1. An induction friction composite brazing method is characterized in that at least two workpieces to be welded are placed in a protective gas environment, induction heating and friction heating are used at the same time, and the workpieces to be welded are welded under the action of pressure;

the materials of the workpieces to be welded comprise hard alloy and/or steel;

the induction friction composite brazing method mainly comprises the following steps:

(1) Coating welding flux at a welding interface, respectively fixing the workpiece to be welded, and arranging a protective gas cavity to enable the workpiece to be welded to be in the protective gas environment; the solder comprises at least one of silver-based solder or copper-based solder;

(2) Applying a friction pressure to the work piece to be welded; starting a driving device to generate rotation friction between the welding interfaces; starting an induction heating device to heat the workpiece to be welded;

the friction pressure is 20 Mpa-25 Mpa, and the rotating speed of the driving device is 550 rmp-750 rmp;

(3) Stopping the driving device and stopping the induction heating device; applying upsetting pressure to the workpiece to be welded within 0.1-0.2 s of braking of the driving device, and stopping introducing the protective gas to obtain the workpiece to be welded;

the upsetting pressure is 120 Mpa-160 Mpa.

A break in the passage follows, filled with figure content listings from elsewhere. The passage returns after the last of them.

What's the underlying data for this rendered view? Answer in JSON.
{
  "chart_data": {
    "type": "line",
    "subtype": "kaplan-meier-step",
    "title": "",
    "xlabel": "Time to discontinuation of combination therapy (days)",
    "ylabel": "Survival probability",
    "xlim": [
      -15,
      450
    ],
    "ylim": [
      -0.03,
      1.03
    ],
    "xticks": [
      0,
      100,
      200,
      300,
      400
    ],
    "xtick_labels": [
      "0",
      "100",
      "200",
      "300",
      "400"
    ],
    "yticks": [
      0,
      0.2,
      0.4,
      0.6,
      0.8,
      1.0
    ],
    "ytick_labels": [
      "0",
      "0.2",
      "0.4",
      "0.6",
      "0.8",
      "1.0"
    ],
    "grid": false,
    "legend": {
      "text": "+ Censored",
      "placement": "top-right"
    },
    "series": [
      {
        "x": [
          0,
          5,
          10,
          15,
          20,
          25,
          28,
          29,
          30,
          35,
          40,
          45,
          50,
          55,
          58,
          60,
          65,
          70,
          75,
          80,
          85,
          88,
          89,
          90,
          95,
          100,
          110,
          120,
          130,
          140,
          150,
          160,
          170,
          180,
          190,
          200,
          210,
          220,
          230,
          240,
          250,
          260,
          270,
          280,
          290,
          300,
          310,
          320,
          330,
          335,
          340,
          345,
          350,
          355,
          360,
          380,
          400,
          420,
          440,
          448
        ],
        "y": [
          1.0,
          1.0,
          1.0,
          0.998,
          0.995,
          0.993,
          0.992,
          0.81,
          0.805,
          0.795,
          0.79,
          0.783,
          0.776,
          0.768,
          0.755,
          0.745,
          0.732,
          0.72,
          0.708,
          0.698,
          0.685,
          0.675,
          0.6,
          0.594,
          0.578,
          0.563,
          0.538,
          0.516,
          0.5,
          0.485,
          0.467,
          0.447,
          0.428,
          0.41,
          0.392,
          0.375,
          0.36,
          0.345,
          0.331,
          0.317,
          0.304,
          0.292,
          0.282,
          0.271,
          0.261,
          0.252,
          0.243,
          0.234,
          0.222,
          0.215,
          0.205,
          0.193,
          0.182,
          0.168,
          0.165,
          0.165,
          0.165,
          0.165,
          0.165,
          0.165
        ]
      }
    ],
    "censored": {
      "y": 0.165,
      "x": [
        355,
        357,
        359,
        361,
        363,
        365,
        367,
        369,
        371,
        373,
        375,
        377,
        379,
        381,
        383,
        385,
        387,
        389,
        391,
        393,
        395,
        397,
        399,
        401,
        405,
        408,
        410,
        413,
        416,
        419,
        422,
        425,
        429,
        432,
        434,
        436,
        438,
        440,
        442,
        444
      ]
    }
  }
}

2. The composite brazing method according to claim 1, wherein the workpieces to be welded are made of cemented carbide and steel respectively;

the hard alloy comprises at least one of tungsten-cobalt hard alloy, tungsten-titanium-cobalt hard alloy or tungsten-titanium-tantalum hard alloy.

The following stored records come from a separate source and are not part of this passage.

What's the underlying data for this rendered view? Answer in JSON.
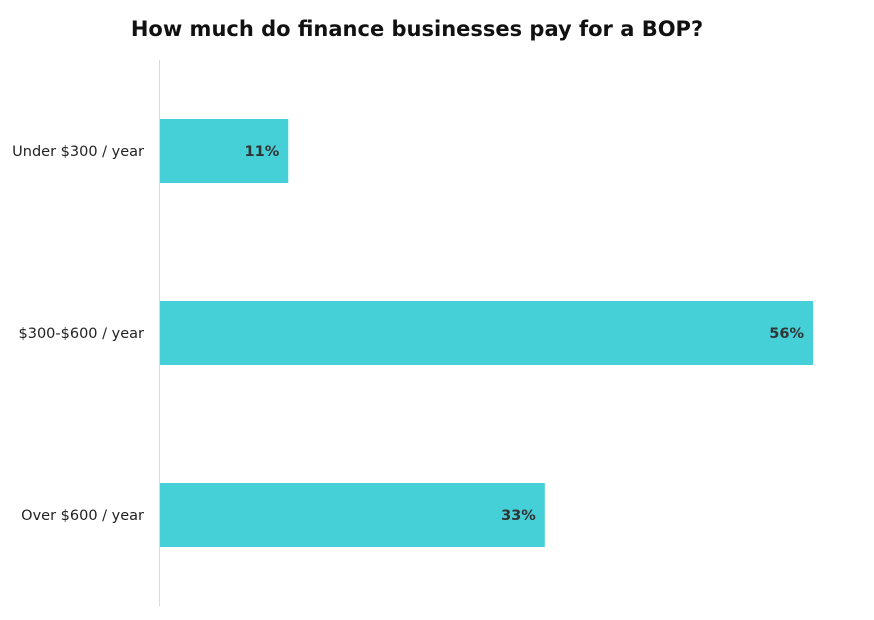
{
  "chart_data": {
    "type": "bar",
    "orientation": "horizontal",
    "title": "How much do finance businesses pay for a BOP?",
    "categories": [
      "Under $300 / year",
      "$300-$600 / year",
      "Over $600 / year"
    ],
    "values": [
      11,
      56,
      33
    ],
    "value_labels": [
      "11%",
      "56%",
      "33%"
    ],
    "unit": "%",
    "xlim": [
      0,
      56
    ],
    "grid": false,
    "legend": "none",
    "bar_color": "#45CFD7",
    "axis_color": "#d9d9d9"
  }
}
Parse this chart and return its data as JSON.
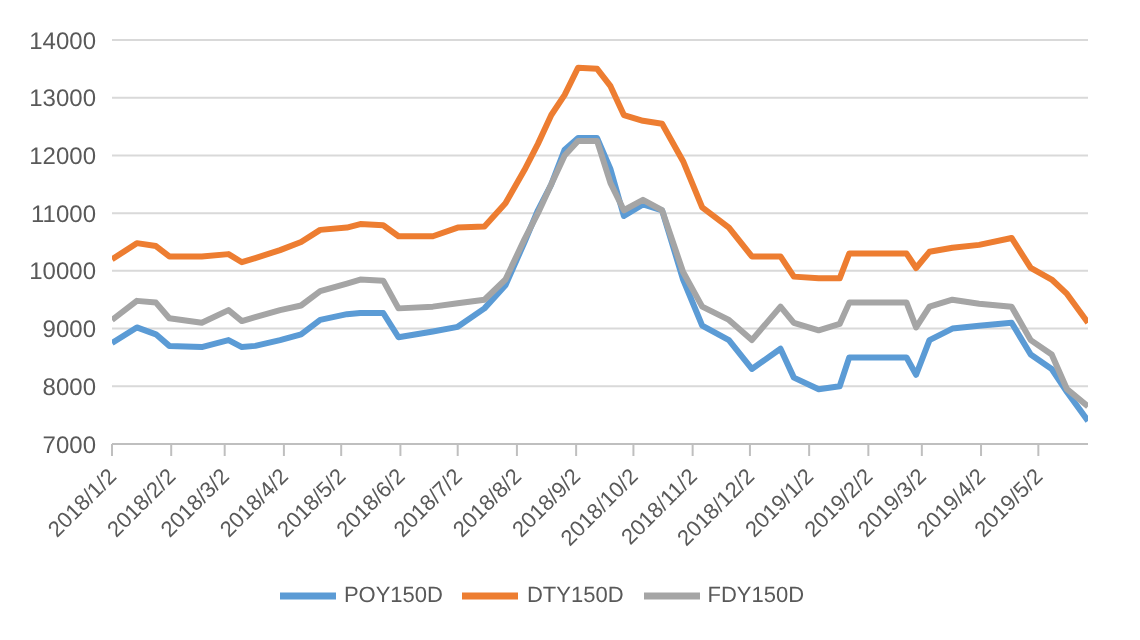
{
  "chart_data": {
    "type": "line",
    "x": [
      "2018-01-02",
      "2018-01-15",
      "2018-01-25",
      "2018-02-01",
      "2018-02-18",
      "2018-03-04",
      "2018-03-11",
      "2018-03-18",
      "2018-03-31",
      "2018-04-11",
      "2018-04-21",
      "2018-05-05",
      "2018-05-12",
      "2018-05-24",
      "2018-06-01",
      "2018-06-19",
      "2018-07-02",
      "2018-07-16",
      "2018-07-27",
      "2018-08-06",
      "2018-08-13",
      "2018-08-20",
      "2018-08-27",
      "2018-09-03",
      "2018-09-13",
      "2018-09-20",
      "2018-09-27",
      "2018-10-07",
      "2018-10-17",
      "2018-10-28",
      "2018-11-07",
      "2018-11-21",
      "2018-12-03",
      "2018-12-18",
      "2018-12-25",
      "2019-01-07",
      "2019-01-18",
      "2019-01-23",
      "2019-02-06",
      "2019-02-22",
      "2019-02-27",
      "2019-03-06",
      "2019-03-18",
      "2019-04-01",
      "2019-04-18",
      "2019-04-28",
      "2019-05-09",
      "2019-05-17",
      "2019-05-28"
    ],
    "series": [
      {
        "name": "POY150D",
        "color": "#5b9bd5",
        "values": [
          8750,
          9020,
          8900,
          8700,
          8680,
          8800,
          8680,
          8700,
          8800,
          8900,
          9150,
          9250,
          9270,
          9270,
          8850,
          8950,
          9030,
          9350,
          9750,
          10500,
          11050,
          11500,
          12100,
          12300,
          12300,
          11760,
          10950,
          11150,
          11050,
          9850,
          9050,
          8800,
          8300,
          8650,
          8150,
          7950,
          8000,
          8500,
          8500,
          8500,
          8200,
          8800,
          9000,
          9050,
          9100,
          8550,
          8300,
          7900,
          7400
        ]
      },
      {
        "name": "DTY150D",
        "color": "#ed7d31",
        "values": [
          10200,
          10480,
          10430,
          10250,
          10250,
          10290,
          10150,
          10220,
          10360,
          10500,
          10710,
          10750,
          10810,
          10790,
          10600,
          10600,
          10750,
          10770,
          11170,
          11750,
          12200,
          12700,
          13050,
          13520,
          13500,
          13200,
          12700,
          12600,
          12550,
          11900,
          11100,
          10750,
          10250,
          10250,
          9900,
          9870,
          9870,
          10300,
          10300,
          10300,
          10050,
          10330,
          10400,
          10450,
          10570,
          10050,
          9850,
          9600,
          9100
        ]
      },
      {
        "name": "FDY150D",
        "color": "#a5a5a5",
        "values": [
          9150,
          9480,
          9450,
          9180,
          9100,
          9320,
          9130,
          9200,
          9320,
          9400,
          9650,
          9780,
          9850,
          9830,
          9350,
          9380,
          9440,
          9500,
          9850,
          10550,
          11000,
          11500,
          12000,
          12250,
          12250,
          11520,
          11050,
          11230,
          11050,
          9980,
          9380,
          9150,
          8800,
          9380,
          9100,
          8970,
          9080,
          9450,
          9450,
          9450,
          9020,
          9380,
          9500,
          9430,
          9380,
          8800,
          8550,
          7950,
          7650
        ]
      }
    ],
    "xlim": [
      "2018-01-02",
      "2019-05-28"
    ],
    "xticks": [
      {
        "value": "2018-01-02",
        "label": "2018/1/2"
      },
      {
        "value": "2018-02-02",
        "label": "2018/2/2"
      },
      {
        "value": "2018-03-02",
        "label": "2018/3/2"
      },
      {
        "value": "2018-04-02",
        "label": "2018/4/2"
      },
      {
        "value": "2018-05-02",
        "label": "2018/5/2"
      },
      {
        "value": "2018-06-02",
        "label": "2018/6/2"
      },
      {
        "value": "2018-07-02",
        "label": "2018/7/2"
      },
      {
        "value": "2018-08-02",
        "label": "2018/8/2"
      },
      {
        "value": "2018-09-02",
        "label": "2018/9/2"
      },
      {
        "value": "2018-10-02",
        "label": "2018/10/2"
      },
      {
        "value": "2018-11-02",
        "label": "2018/11/2"
      },
      {
        "value": "2018-12-02",
        "label": "2018/12/2"
      },
      {
        "value": "2019-01-02",
        "label": "2019/1/2"
      },
      {
        "value": "2019-02-02",
        "label": "2019/2/2"
      },
      {
        "value": "2019-03-02",
        "label": "2019/3/2"
      },
      {
        "value": "2019-04-02",
        "label": "2019/4/2"
      },
      {
        "value": "2019-05-02",
        "label": "2019/5/2"
      }
    ],
    "ylim": [
      7000,
      14000
    ],
    "yticks": [
      7000,
      8000,
      9000,
      10000,
      11000,
      12000,
      13000,
      14000
    ],
    "grid": "y",
    "legend": "bottom",
    "marker": "none",
    "line_style": "solid"
  }
}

3. The composite brazing method according to claim 1, wherein in step (1), the solder mainly comprises BAg ₄₉ CuZnNi、BAg ₄₀ CuZnCdNi、BAg ₅₀ ZnCdCuNi、BCu ₅₈ ZnMn、BCu ₄₈ ZnNi and B ₅₇ At least one of ZnMnCo.

4. The composite brazing method according to claim 1, wherein in step (1), the shielding gas includes at least one of argon, nitrogen, or helium;

the flow rate of the shielding gas is 10L/min-15L/min.

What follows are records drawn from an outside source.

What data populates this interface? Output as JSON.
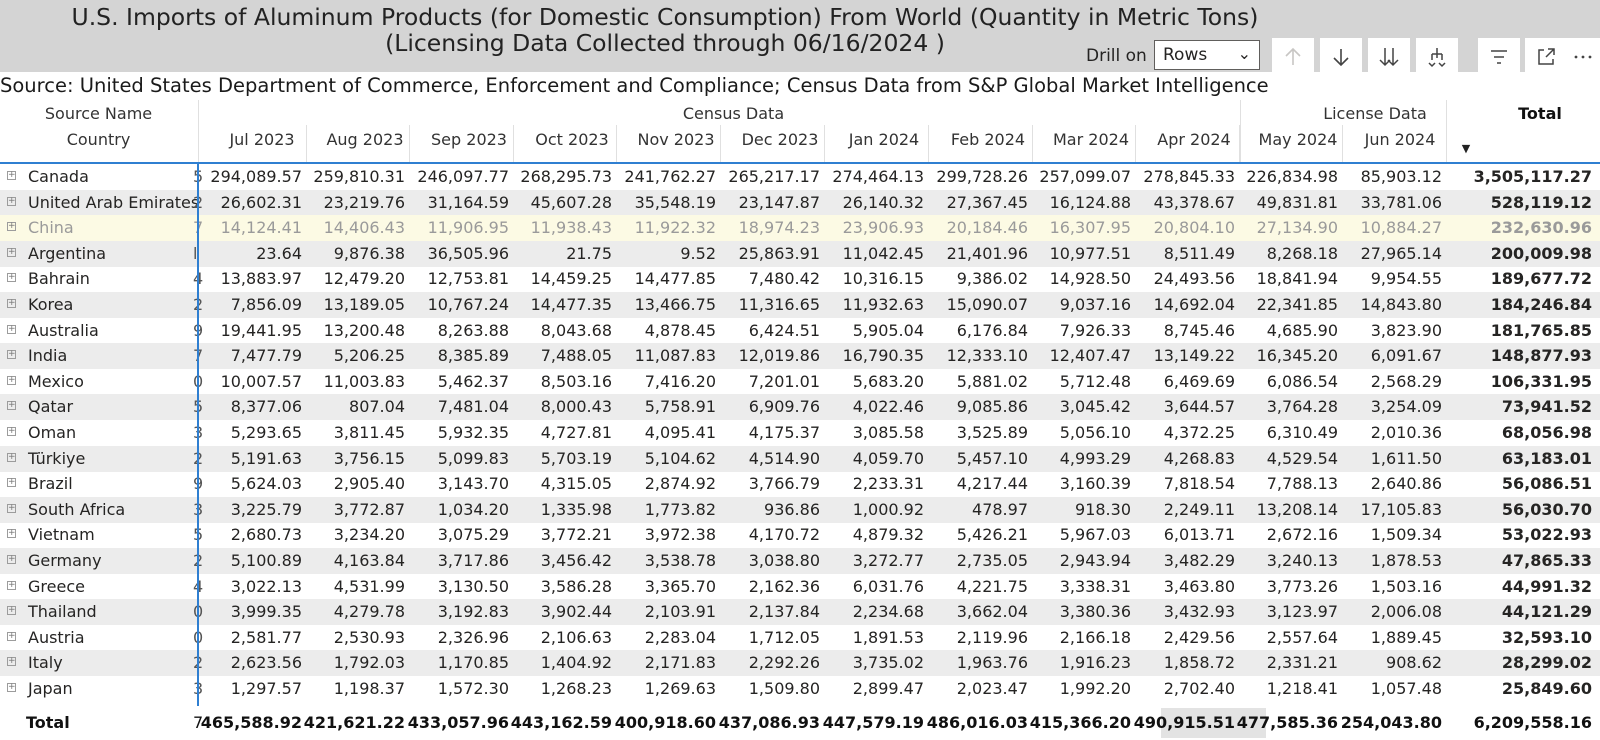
{
  "title_line1": "U.S. Imports of Aluminum Products (for Domestic Consumption) From World  (Quantity in Metric Tons)",
  "title_line2": "(Licensing Data Collected through 06/16/2024 )",
  "drill_label": "Drill on",
  "drill_value": "Rows",
  "icons": [
    "arrow-up-icon",
    "arrow-down-icon",
    "double-arrow-down-icon",
    "expand-hierarchy-icon",
    "filter-icon",
    "focus-mode-icon",
    "more-options-icon"
  ],
  "source_text": "Source: United States Department of Commerce, Enforcement and Compliance; Census Data from S&P Global Market Intelligence",
  "header": {
    "source_name": "Source Name",
    "country": "Country",
    "census_group": "Census Data",
    "license_group": "License Data",
    "total": "Total",
    "sort_indicator": "▼",
    "months": [
      "Jul 2023",
      "Aug 2023",
      "Sep 2023",
      "Oct 2023",
      "Nov 2023",
      "Dec 2023",
      "Jan 2024",
      "Feb 2024",
      "Mar 2024",
      "Apr 2024",
      "May 2024",
      "Jun 2024"
    ]
  },
  "rows": [
    {
      "country": "Canada",
      "cut": "5",
      "values": [
        "294,089.57",
        "259,810.31",
        "246,097.77",
        "268,295.73",
        "241,762.27",
        "265,217.17",
        "274,464.13",
        "299,728.26",
        "257,099.07",
        "278,845.33",
        "226,834.98",
        "85,903.12"
      ],
      "total": "3,505,117.27"
    },
    {
      "country": "United Arab Emirates",
      "cut": "2",
      "values": [
        "26,602.31",
        "23,219.76",
        "31,164.59",
        "45,607.28",
        "35,548.19",
        "23,147.87",
        "26,140.32",
        "27,367.45",
        "16,124.88",
        "43,378.67",
        "49,831.81",
        "33,781.06"
      ],
      "total": "528,119.12"
    },
    {
      "country": "China",
      "cut": "7",
      "values": [
        "14,124.41",
        "14,406.43",
        "11,906.95",
        "11,938.43",
        "11,922.32",
        "18,974.23",
        "23,906.93",
        "20,184.46",
        "16,307.95",
        "20,804.10",
        "27,134.90",
        "10,884.27"
      ],
      "total": "232,630.96"
    },
    {
      "country": "Argentina",
      "cut": "l",
      "values": [
        "23.64",
        "9,876.38",
        "36,505.96",
        "21.75",
        "9.52",
        "25,863.91",
        "11,042.45",
        "21,401.96",
        "10,977.51",
        "8,511.49",
        "8,268.18",
        "27,965.14"
      ],
      "total": "200,009.98"
    },
    {
      "country": "Bahrain",
      "cut": "4",
      "values": [
        "13,883.97",
        "12,479.20",
        "12,753.81",
        "14,459.25",
        "14,477.85",
        "7,480.42",
        "10,316.15",
        "9,386.02",
        "14,928.50",
        "24,493.56",
        "18,841.94",
        "9,954.55"
      ],
      "total": "189,677.72"
    },
    {
      "country": "Korea",
      "cut": "2",
      "values": [
        "7,856.09",
        "13,189.05",
        "10,767.24",
        "14,477.35",
        "13,466.75",
        "11,316.65",
        "11,932.63",
        "15,090.07",
        "9,037.16",
        "14,692.04",
        "22,341.85",
        "14,843.80"
      ],
      "total": "184,246.84"
    },
    {
      "country": "Australia",
      "cut": "9",
      "values": [
        "19,441.95",
        "13,200.48",
        "8,263.88",
        "8,043.68",
        "4,878.45",
        "6,424.51",
        "5,905.04",
        "6,176.84",
        "7,926.33",
        "8,745.46",
        "4,685.90",
        "3,823.90"
      ],
      "total": "181,765.85"
    },
    {
      "country": "India",
      "cut": "7",
      "values": [
        "7,477.79",
        "5,206.25",
        "8,385.89",
        "7,488.05",
        "11,087.83",
        "12,019.86",
        "16,790.35",
        "12,333.10",
        "12,407.47",
        "13,149.22",
        "16,345.20",
        "6,091.67"
      ],
      "total": "148,877.93"
    },
    {
      "country": "Mexico",
      "cut": "0",
      "values": [
        "10,007.57",
        "11,003.83",
        "5,462.37",
        "8,503.16",
        "7,416.20",
        "7,201.01",
        "5,683.20",
        "5,881.02",
        "5,712.48",
        "6,469.69",
        "6,086.54",
        "2,568.29"
      ],
      "total": "106,331.95"
    },
    {
      "country": "Qatar",
      "cut": "5",
      "values": [
        "8,377.06",
        "807.04",
        "7,481.04",
        "8,000.43",
        "5,758.91",
        "6,909.76",
        "4,022.46",
        "9,085.86",
        "3,045.42",
        "3,644.57",
        "3,764.28",
        "3,254.09"
      ],
      "total": "73,941.52"
    },
    {
      "country": "Oman",
      "cut": "3",
      "values": [
        "5,293.65",
        "3,811.45",
        "5,932.35",
        "4,727.81",
        "4,095.41",
        "4,175.37",
        "3,085.58",
        "3,525.89",
        "5,056.10",
        "4,372.25",
        "6,310.49",
        "2,010.36"
      ],
      "total": "68,056.98"
    },
    {
      "country": "Türkiye",
      "cut": "2",
      "values": [
        "5,191.63",
        "3,756.15",
        "5,099.83",
        "5,703.19",
        "5,104.62",
        "4,514.90",
        "4,059.70",
        "5,457.10",
        "4,993.29",
        "4,268.83",
        "4,529.54",
        "1,611.50"
      ],
      "total": "63,183.01"
    },
    {
      "country": "Brazil",
      "cut": "9",
      "values": [
        "5,624.03",
        "2,905.40",
        "3,143.70",
        "4,315.05",
        "2,874.92",
        "3,766.79",
        "2,233.31",
        "4,217.44",
        "3,160.39",
        "7,818.54",
        "7,788.13",
        "2,640.86"
      ],
      "total": "56,086.51"
    },
    {
      "country": "South Africa",
      "cut": "3",
      "values": [
        "3,225.79",
        "3,772.87",
        "1,034.20",
        "1,335.98",
        "1,773.82",
        "936.86",
        "1,000.92",
        "478.97",
        "918.30",
        "2,249.11",
        "13,208.14",
        "17,105.83"
      ],
      "total": "56,030.70"
    },
    {
      "country": "Vietnam",
      "cut": "5",
      "values": [
        "2,680.73",
        "3,234.20",
        "3,075.29",
        "3,772.21",
        "3,972.38",
        "4,170.72",
        "4,879.32",
        "5,426.21",
        "5,967.03",
        "6,013.71",
        "2,672.16",
        "1,509.34"
      ],
      "total": "53,022.93"
    },
    {
      "country": "Germany",
      "cut": "2",
      "values": [
        "5,100.89",
        "4,163.84",
        "3,717.86",
        "3,456.42",
        "3,538.78",
        "3,038.80",
        "3,272.77",
        "2,735.05",
        "2,943.94",
        "3,482.29",
        "3,240.13",
        "1,878.53"
      ],
      "total": "47,865.33"
    },
    {
      "country": "Greece",
      "cut": "4",
      "values": [
        "3,022.13",
        "4,531.99",
        "3,130.50",
        "3,586.28",
        "3,365.70",
        "2,162.36",
        "6,031.76",
        "4,221.75",
        "3,338.31",
        "3,463.80",
        "3,773.26",
        "1,503.16"
      ],
      "total": "44,991.32"
    },
    {
      "country": "Thailand",
      "cut": "0",
      "values": [
        "3,999.35",
        "4,279.78",
        "3,192.83",
        "3,902.44",
        "2,103.91",
        "2,137.84",
        "2,234.68",
        "3,662.04",
        "3,380.36",
        "3,432.93",
        "3,123.97",
        "2,006.08"
      ],
      "total": "44,121.29"
    },
    {
      "country": "Austria",
      "cut": "0",
      "values": [
        "2,581.77",
        "2,530.93",
        "2,326.96",
        "2,106.63",
        "2,283.04",
        "1,712.05",
        "1,891.53",
        "2,119.96",
        "2,166.18",
        "2,429.56",
        "2,557.64",
        "1,889.45"
      ],
      "total": "32,593.10"
    },
    {
      "country": "Italy",
      "cut": "2",
      "values": [
        "2,623.56",
        "1,792.03",
        "1,170.85",
        "1,404.92",
        "2,171.83",
        "2,292.26",
        "3,735.02",
        "1,963.76",
        "1,916.23",
        "1,858.72",
        "2,331.21",
        "908.62"
      ],
      "total": "28,299.02"
    },
    {
      "country": "Japan",
      "cut": "3",
      "values": [
        "1,297.57",
        "1,198.37",
        "1,572.30",
        "1,268.23",
        "1,269.63",
        "1,509.80",
        "2,899.47",
        "2,023.47",
        "1,992.20",
        "2,702.40",
        "1,218.41",
        "1,057.48"
      ],
      "total": "25,849.60"
    }
  ],
  "totals": {
    "label": "Total",
    "cut": "7",
    "values": [
      "465,588.92",
      "421,621.22",
      "433,057.96",
      "443,162.59",
      "400,918.60",
      "437,086.93",
      "447,579.19",
      "486,016.03",
      "415,366.20",
      "490,915.51",
      "477,585.36",
      "254,043.80"
    ],
    "grand_total": "6,209,558.16"
  }
}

5. The composite brazing method according to claim 4, wherein in the step (1), the diameter of the shielding gas cavity is 2mm to 4mm larger than the diameter of the work piece to be welded.

6. The composite brazing method according to claim 1, wherein in the step (2), the driving means is turned on 2 to 4 seconds after the shielding gas is introduced.

7. The composite brazing method according to claim 1, wherein in the step (2), the amount of current of the induction heating device is 28A to 35A;

the duration of the induction heating is 7 s-8 s.

8. The composite brazing method according to claim 1, wherein in the step (3), after the upsetting pressure is applied for 4s to 6s, the introduction of the shielding gas is stopped.

9. A method of producing a dissimilar alloy workpiece comprising the composite brazing method according to any one of claims 1 to 8.